Un decreto que reglamentara el artículo de la ley de glaciares hubiera sido suficiente. Solo hacía falta precisar el criterio de “significancia hídrica”. Así de sencillo:

Artículo 1°: Se considerará reserva estratégica a todo glaciar y/o ambiente periglacial que contribuya a la recarga de cuencas hidrográficas de manera significativa. Se entiende por contribución significativa al aporte hidrográfico que represente al menos 1% del total del aporte hídrico a una cuenca determinada. El total se determinará por la suma anual, en porcentaje, de los distintos aportes a la recarga: precipitaciones de agua y nieve, derretimiento de glaciares descubiertos y de aquellos de roca o escombros en el permafrost.
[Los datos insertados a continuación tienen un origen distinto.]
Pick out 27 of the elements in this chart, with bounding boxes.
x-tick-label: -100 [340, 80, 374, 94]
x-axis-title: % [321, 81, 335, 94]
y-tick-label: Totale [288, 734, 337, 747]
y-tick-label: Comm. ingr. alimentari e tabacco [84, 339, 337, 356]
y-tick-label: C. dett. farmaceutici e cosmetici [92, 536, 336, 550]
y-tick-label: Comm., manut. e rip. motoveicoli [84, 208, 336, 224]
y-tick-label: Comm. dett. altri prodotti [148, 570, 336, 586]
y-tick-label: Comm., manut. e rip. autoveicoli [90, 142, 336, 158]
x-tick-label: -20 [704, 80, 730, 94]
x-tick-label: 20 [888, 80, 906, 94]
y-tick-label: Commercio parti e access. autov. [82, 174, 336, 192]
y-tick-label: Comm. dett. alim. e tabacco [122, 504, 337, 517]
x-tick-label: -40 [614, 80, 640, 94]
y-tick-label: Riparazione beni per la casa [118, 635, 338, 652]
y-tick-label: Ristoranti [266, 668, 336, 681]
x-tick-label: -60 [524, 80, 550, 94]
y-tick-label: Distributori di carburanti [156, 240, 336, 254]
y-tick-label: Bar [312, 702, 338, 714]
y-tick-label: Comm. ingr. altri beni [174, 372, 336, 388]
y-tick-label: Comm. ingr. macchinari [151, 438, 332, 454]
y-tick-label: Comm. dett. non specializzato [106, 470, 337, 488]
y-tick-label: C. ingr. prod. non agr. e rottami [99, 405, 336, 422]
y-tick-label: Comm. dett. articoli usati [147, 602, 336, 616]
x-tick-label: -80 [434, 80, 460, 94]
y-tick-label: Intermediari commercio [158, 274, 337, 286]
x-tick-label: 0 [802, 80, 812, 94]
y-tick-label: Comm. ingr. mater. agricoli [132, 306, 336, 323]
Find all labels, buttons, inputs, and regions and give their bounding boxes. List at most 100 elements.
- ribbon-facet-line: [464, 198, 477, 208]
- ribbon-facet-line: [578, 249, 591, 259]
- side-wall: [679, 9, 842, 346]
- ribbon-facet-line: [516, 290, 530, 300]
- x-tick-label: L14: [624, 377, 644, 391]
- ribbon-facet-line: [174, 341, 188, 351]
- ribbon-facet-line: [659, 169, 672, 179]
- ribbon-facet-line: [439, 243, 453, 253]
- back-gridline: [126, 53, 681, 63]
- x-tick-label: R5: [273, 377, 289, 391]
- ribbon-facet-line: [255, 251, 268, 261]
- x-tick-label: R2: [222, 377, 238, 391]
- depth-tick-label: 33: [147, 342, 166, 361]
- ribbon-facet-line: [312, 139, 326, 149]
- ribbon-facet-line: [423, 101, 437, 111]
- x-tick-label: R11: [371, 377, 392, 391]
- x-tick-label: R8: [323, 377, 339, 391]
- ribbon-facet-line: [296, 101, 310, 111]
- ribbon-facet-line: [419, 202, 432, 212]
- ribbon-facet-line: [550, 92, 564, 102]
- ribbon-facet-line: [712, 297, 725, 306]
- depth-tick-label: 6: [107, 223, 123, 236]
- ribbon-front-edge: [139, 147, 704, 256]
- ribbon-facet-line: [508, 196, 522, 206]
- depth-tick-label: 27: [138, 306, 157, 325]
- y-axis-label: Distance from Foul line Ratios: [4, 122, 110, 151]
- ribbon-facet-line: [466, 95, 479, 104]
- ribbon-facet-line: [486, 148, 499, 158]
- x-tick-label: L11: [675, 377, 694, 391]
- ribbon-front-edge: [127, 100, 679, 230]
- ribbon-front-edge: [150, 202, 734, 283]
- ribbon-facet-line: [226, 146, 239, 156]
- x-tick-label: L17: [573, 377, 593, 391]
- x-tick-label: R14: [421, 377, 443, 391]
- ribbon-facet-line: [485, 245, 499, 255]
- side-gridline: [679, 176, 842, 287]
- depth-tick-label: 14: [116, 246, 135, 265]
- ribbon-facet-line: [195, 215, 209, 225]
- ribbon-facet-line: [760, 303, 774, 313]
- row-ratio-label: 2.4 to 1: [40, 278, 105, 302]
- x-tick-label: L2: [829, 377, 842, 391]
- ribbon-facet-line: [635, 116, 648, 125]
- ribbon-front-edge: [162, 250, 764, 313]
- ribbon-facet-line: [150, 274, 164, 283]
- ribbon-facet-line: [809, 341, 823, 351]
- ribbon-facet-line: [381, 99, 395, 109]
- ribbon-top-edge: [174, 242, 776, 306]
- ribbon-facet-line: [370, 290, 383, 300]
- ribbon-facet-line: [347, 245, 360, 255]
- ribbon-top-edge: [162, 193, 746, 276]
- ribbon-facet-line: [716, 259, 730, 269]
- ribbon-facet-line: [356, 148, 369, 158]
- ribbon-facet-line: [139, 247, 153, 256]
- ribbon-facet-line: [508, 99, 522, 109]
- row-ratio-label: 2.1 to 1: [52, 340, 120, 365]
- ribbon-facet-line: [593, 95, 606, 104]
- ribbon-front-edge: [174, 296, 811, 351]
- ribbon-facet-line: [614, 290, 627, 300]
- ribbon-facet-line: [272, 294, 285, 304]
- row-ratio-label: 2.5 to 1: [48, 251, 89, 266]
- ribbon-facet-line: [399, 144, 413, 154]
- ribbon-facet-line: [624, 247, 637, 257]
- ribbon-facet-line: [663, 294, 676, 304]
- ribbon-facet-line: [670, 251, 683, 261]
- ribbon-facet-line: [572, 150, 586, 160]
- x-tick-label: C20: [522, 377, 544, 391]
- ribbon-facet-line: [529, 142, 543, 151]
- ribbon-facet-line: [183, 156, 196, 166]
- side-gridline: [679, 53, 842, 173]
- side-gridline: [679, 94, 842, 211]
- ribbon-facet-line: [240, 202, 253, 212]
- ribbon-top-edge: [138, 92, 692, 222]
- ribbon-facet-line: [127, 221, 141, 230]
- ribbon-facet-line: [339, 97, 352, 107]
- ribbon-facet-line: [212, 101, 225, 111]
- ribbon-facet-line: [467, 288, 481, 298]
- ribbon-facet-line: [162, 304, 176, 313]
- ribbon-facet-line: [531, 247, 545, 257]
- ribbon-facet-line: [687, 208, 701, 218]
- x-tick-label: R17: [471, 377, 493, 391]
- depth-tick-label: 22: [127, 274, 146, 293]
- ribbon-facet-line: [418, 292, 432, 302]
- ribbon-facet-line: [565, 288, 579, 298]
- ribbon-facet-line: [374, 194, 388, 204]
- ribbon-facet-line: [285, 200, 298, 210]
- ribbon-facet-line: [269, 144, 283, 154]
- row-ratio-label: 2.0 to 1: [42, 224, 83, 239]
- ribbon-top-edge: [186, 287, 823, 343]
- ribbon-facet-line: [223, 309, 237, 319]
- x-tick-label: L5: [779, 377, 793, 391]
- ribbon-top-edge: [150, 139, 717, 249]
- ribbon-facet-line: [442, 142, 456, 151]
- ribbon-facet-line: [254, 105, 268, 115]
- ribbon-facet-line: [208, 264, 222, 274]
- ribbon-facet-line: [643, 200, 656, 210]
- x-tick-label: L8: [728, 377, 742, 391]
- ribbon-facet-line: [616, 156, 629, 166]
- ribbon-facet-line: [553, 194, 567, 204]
Los legisladores de 2010 omitieron decretar en la ley que el clima del país no aumente su temperatura y, con ello, evitar el derretimiento de gran parte de nuestros glaciares

En 2010, en Uspallata, Mendoza, se realizó una audiencia pública por la Ley de Glaciares con más de 2.000 anotados que, en su mayoría, leían: “yo no le doy licencia social al proyecto San Jorge”. Ahora, son más de 80.000 inscriptos quienes participan; las órdenes de agrupaciones y corrientes ideológicas han surtido efecto. ¿Cuántos de ellos saben distinguir ambientes glaciarios, crióticos, permafrost o entender la importancia relativa de los aportes a una cuenca hídrica? Tal vez asistimos a un fenómeno nuevo de identificación colectiva con la causa, repleto de participantes que se autodenominan glaciólogos.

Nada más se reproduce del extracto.